Congress directed that one section (a square mile) of each Ohio township would be reserved for support of the township's churches, whatever church a majority of the township picked.
Ben Franklin's observations about America are especially surprising considering his own not very devout behavior: “Atheism is unknown there; and infidelity rare and secret; so that persons may live to a great age in that country without having their piety shocked by meeting with either an atheist or an infidel.”
Establishment of Churches
The idea that the state should establish a particular denomination was declining. Baptists and Presbyterians in Virginia objected to taxes used to support the Anglican Church' Baptists in Connecticut objected to taxes funding the Congregational Church.
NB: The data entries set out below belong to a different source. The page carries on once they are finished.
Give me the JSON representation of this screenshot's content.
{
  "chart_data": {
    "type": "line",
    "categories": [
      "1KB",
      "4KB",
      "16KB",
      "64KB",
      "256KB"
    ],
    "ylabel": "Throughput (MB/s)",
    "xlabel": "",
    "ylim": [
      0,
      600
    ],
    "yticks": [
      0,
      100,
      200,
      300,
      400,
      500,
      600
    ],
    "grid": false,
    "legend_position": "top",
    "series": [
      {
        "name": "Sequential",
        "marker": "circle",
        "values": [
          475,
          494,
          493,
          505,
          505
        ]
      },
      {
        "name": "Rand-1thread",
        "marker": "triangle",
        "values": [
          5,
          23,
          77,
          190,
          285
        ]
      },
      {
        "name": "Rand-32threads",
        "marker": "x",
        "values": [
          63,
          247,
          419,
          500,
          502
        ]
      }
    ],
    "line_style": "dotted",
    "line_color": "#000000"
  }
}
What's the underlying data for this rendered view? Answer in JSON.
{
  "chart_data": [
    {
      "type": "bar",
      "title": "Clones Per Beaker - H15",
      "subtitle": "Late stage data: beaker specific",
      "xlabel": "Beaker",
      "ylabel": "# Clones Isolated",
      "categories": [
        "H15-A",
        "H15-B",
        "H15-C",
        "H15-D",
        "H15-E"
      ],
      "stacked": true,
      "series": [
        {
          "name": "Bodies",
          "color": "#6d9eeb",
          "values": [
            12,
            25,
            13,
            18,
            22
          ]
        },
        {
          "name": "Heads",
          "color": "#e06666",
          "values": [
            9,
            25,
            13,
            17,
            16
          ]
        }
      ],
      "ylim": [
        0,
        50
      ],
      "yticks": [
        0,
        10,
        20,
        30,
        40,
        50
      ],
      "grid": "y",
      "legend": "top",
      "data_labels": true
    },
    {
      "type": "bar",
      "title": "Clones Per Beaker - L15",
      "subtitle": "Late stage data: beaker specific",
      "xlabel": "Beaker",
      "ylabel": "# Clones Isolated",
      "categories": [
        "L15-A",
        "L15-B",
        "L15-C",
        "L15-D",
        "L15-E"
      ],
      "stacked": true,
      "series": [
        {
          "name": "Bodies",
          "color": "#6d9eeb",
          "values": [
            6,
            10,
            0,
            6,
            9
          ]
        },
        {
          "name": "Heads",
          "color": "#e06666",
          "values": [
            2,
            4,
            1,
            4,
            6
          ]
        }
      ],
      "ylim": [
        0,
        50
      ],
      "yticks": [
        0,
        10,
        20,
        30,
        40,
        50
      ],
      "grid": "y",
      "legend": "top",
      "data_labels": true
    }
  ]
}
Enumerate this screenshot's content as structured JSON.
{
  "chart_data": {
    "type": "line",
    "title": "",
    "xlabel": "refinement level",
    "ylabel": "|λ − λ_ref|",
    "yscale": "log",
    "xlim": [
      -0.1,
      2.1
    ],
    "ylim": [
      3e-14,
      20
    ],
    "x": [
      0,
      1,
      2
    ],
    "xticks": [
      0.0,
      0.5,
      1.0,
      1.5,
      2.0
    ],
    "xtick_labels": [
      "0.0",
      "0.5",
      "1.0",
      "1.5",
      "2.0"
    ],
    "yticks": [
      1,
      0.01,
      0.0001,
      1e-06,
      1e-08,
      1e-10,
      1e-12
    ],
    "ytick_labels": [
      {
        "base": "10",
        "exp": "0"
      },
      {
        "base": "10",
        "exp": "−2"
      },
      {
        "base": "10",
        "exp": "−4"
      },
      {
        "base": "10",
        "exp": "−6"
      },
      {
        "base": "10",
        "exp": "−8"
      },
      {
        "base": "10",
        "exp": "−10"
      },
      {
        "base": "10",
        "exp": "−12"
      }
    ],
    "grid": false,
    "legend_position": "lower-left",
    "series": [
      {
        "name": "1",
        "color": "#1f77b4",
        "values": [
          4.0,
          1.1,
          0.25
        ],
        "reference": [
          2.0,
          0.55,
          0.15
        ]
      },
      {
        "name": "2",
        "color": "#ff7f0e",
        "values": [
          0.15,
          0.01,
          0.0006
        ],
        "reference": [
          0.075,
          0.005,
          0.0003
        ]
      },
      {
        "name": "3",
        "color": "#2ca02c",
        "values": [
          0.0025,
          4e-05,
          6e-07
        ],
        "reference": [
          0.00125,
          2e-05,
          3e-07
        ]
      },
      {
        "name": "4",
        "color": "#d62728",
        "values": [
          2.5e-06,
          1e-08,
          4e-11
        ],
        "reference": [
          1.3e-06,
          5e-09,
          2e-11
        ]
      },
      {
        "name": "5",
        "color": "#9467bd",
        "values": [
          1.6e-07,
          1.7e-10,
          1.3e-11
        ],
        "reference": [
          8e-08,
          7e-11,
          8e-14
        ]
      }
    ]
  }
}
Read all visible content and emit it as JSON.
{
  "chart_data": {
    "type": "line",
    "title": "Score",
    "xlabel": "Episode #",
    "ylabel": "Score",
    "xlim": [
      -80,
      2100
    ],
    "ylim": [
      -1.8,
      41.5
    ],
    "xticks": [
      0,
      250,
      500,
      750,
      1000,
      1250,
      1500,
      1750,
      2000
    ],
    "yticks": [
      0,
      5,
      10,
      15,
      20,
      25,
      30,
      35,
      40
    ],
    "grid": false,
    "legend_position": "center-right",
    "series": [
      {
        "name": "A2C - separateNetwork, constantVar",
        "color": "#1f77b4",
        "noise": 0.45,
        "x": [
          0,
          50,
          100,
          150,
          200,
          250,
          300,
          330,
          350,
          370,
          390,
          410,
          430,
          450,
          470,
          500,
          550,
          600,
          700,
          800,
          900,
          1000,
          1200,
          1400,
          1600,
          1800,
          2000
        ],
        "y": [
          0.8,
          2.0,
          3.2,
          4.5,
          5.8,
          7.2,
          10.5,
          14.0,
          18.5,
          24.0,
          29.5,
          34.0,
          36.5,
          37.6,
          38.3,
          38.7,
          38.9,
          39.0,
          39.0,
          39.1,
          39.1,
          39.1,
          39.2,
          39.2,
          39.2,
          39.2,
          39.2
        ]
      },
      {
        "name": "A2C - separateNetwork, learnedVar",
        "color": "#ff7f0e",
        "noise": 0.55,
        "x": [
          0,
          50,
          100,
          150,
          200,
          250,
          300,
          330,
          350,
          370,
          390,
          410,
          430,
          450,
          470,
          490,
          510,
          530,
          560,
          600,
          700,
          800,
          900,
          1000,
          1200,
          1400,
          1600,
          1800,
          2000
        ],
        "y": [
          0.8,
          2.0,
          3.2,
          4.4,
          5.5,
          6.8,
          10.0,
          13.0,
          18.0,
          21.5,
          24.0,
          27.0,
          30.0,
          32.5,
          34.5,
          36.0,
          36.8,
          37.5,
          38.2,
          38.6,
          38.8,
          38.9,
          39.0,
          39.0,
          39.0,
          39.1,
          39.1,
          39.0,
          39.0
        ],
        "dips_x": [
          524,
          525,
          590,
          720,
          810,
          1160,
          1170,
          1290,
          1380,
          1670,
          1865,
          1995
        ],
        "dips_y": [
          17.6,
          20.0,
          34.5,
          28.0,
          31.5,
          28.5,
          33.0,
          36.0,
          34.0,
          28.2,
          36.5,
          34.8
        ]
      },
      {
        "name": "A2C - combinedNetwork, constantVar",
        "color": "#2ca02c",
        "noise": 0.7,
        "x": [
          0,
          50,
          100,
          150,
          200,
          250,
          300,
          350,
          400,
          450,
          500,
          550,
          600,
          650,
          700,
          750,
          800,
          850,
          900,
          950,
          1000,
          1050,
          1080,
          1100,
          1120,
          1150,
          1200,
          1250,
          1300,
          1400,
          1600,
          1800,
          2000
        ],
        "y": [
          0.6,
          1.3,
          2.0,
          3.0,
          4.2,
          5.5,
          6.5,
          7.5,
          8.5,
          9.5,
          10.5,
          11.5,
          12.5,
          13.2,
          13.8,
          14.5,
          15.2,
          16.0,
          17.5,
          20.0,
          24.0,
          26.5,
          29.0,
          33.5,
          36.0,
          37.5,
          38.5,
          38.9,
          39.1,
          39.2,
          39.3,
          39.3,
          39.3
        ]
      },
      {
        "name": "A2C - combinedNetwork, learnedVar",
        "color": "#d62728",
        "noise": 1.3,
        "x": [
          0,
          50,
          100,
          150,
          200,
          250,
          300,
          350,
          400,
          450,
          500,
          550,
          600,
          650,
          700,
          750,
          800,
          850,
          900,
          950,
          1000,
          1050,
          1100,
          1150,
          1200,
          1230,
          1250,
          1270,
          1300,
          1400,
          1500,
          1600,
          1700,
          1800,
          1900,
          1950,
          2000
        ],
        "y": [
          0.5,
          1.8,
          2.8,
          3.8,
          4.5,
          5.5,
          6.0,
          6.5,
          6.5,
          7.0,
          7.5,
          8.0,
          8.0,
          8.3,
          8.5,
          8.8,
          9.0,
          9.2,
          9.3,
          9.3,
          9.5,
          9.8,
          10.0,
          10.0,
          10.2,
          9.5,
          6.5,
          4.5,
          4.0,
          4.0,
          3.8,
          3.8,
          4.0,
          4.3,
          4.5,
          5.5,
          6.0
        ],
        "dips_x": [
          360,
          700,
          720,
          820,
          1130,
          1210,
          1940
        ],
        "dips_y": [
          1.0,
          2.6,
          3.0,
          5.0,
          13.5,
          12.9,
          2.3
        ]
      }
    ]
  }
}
Increasingly, there is a feeling that the state governments should not give special favors to any particular denomination.
Supreme Court Justice Joseph Story in 1833 explained the purpose of the “no establishment” clause in the First Amendment:
The real object of the amendment was not to countenance, much less to advance, Mahometanism, or Judaism, or infidelity, by prostrating Christianity; but to exclude all rivalry among Christian sects, and to prevent any national ecclesiastical establishment which should give to a hierarchy the exclusive patronage of the national government. -- Joseph Story, Commentaries on the Constitution 3:1688
A national establishment of religion would have been a source of continual political conflict, because no single Protestant denomination was even close to a majority. The idea that the government needed to be neutral with respect to religion vs. atheism — or even Christianity vs. other religions — would have caused some serious head scratching among the Revolution's leaders.